Your reading comprehension is near zero.

I didn't say they needed to be on a ship to be produced. silly.

It was a thought experiment to show the absurdity of the situation, but you didn't even understand what I wrote, so how could I expect you to address the real issue?!
baudrunner
1 / 5 (6) Dec 16, 2012
VendicarD: Of course it wasn't stable. That's why it only stayed around for a few trillionths of a second, in agreement with the currently accepted "moment after the Big Bang" paradigm. None of the fermions are stable until their energies are assembled into the first generation fermions.
ValeriaT
1 / 5 (6) Dec 16, 2012
Each so-called "particle" is a wave that is stationary within an inertial reference frame.
Stationary wave is the particle in common sense after then (Einstein defined the particles like the "object with their center of mass"). Whole the particle-wave duality is in the seamless switching of inertial reference frame into non-inertial and back again. But IMO you're ignoring the fact, most of particles are actually a composite aggregates of many less or more individual subparticles/solitons/standing waves. Atoms aren't formed with single waves of electrons, but with many electrons which are moving independently. Atom nuclei aren't single standing waves, but the dense droplets of many nucleons. I presume, the same composite model applies even to more fundamental particles, not to say about heavier objects. So your "everything is a standing wave" model has actually a quite narrow applicability range, being too schematic.
ValeriaT
1 / 5 (6) Dec 16, 2012
The fact, that the composite particles like the atom nuclei or electrons can behave like single interfering wave in some experiments (typically the double slit experiment) is IMO not the consequence of their internal "standing wave" structure, but the fact, these composite aggregates still form a single wake wave during their motion through elastic vacuum in similar way, like the boat at the surface of river. The whole boat can be internally very complex object quite dissimilar to single standing wave - but because it interacts with obstacles via its wake wave only at distance, it still behaves so in some contexts. And the schematically thinking physicists like you are fooled with it, especially when they succeed with formal model based on "single wave" approach in some particular scope of their interest. But I don't care very much, if some formal model (like the epicycles) works well in particular situation (geocentric model), as I do pursue the universal model of physical reality.
Kron
1 / 5 (6) Dec 16, 2012
composite particles like the atom nuclei or electrons

Electrons are not composite particles. Composite particles are made-up-of (or composed-of) elementary particles. An electron is a lepton, leptons are elementary particles.

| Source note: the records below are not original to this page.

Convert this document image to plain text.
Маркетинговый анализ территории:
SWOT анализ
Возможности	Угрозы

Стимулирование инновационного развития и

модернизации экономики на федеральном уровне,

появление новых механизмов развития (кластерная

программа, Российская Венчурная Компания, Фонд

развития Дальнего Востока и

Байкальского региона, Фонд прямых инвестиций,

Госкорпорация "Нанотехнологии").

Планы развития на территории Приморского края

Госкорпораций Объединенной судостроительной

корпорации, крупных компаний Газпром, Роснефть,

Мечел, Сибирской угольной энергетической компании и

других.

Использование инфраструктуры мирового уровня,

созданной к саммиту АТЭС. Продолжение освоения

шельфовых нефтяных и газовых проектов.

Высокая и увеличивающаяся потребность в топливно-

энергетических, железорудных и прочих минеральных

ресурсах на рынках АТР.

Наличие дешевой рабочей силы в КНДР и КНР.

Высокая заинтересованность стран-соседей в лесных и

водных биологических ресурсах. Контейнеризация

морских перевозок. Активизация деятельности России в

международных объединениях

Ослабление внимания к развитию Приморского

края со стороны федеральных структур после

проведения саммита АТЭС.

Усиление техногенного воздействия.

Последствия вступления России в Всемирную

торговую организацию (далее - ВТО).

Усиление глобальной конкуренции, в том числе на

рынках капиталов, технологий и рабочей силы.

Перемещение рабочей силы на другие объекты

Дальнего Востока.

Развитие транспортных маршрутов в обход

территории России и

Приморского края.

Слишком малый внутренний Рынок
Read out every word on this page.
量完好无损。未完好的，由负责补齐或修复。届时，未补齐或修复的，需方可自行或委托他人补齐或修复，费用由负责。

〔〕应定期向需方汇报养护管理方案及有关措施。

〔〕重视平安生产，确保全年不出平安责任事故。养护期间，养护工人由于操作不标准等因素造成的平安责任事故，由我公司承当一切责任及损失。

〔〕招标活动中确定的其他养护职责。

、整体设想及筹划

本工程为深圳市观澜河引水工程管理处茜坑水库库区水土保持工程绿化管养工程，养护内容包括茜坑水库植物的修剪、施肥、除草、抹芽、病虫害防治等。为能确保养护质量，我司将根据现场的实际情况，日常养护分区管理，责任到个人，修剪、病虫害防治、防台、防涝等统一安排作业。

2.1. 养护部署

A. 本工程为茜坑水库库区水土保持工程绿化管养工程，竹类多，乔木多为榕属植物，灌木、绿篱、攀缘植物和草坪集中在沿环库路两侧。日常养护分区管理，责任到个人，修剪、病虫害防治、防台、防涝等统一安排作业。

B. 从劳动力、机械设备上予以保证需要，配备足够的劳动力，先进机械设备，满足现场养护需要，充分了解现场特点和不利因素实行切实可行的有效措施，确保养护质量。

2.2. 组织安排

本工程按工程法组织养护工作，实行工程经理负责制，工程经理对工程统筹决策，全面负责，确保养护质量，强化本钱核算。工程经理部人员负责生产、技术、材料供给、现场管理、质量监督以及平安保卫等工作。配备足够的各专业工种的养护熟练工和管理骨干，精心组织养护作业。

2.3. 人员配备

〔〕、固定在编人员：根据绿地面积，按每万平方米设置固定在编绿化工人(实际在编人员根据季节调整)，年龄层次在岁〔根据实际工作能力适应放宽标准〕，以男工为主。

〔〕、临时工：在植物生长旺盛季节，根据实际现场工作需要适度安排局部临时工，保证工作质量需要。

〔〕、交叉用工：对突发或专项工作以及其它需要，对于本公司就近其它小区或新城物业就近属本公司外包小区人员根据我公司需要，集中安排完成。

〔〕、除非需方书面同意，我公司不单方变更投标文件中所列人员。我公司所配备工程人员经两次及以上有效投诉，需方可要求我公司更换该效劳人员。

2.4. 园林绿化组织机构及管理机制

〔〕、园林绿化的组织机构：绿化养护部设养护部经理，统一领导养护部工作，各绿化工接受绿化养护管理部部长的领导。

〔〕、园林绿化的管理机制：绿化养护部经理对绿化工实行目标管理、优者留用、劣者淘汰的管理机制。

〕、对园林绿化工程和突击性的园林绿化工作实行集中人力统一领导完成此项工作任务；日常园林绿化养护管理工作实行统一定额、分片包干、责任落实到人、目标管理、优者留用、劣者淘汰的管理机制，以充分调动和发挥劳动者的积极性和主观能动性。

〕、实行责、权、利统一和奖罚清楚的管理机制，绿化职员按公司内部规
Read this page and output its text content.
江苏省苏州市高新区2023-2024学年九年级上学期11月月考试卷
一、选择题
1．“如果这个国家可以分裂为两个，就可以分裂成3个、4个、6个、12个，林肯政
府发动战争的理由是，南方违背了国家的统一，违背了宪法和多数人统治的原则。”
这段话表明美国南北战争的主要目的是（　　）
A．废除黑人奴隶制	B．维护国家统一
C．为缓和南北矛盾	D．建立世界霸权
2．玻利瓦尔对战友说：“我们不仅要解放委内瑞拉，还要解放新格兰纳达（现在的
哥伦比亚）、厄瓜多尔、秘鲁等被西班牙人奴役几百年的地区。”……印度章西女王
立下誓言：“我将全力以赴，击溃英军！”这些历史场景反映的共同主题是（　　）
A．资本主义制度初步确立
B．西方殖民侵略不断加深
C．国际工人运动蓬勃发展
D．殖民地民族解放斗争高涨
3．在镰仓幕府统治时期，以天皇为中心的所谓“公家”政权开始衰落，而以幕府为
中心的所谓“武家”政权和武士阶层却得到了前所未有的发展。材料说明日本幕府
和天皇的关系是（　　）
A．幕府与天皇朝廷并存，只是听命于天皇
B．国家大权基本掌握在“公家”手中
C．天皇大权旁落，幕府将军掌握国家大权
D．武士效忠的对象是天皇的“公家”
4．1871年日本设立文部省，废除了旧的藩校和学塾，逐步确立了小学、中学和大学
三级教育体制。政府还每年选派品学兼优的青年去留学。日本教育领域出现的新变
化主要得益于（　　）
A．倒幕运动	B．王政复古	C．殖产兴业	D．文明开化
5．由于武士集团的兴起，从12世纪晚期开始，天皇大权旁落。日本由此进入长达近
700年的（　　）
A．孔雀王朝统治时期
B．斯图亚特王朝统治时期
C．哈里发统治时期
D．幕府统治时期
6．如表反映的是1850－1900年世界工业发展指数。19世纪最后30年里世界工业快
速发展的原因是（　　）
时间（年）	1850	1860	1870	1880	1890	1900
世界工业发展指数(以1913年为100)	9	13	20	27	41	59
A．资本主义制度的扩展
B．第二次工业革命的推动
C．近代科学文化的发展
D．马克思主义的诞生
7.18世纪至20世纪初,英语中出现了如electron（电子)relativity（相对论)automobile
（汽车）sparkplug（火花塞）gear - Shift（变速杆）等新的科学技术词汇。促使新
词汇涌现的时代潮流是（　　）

Protons (for an example) are composite particles. Protons are composed of a large number of quarks and gluons. Most quarks within a proton are offset by their own antiparticle. The proton within its radius has an equal amount of up-quarks and anti-up-quarks plus 2 more up-quarks, it has an equal amount of down-quarks and anti-down-quarks plus 1 more down quark, it has an equal amount of strange-quarks and anti-strange-quarks, and is filled with gluons binding everything together.
johanfprins
1 / 5 (7) Dec 17, 2012
Each so-called "particle" is a wave that is stationary within an inertial reference frame.
So your "everything is a standing wave" model has actually a quite narrow applicability range, being too schematic.


I do not want to respond to your continuous BS which only serve to obfuscate! It does not matter out of how many sub-waves a piece of matter consists, it is still a matter-wave and this wave MUST be a stationary wave within its own inertial reference frame. Even a block of copper is a macro matter-wave which has a de Broglie wave-length when it moves.

Thus each separate piece of matter, which do not experience a force, is a stationary EM-wave within an inertial reference frame; which when observed from another inertial reference frame is moving with a coherent de Broglie wavelength inversely proportional to its momentum: No matter what its internal constituent-waves are!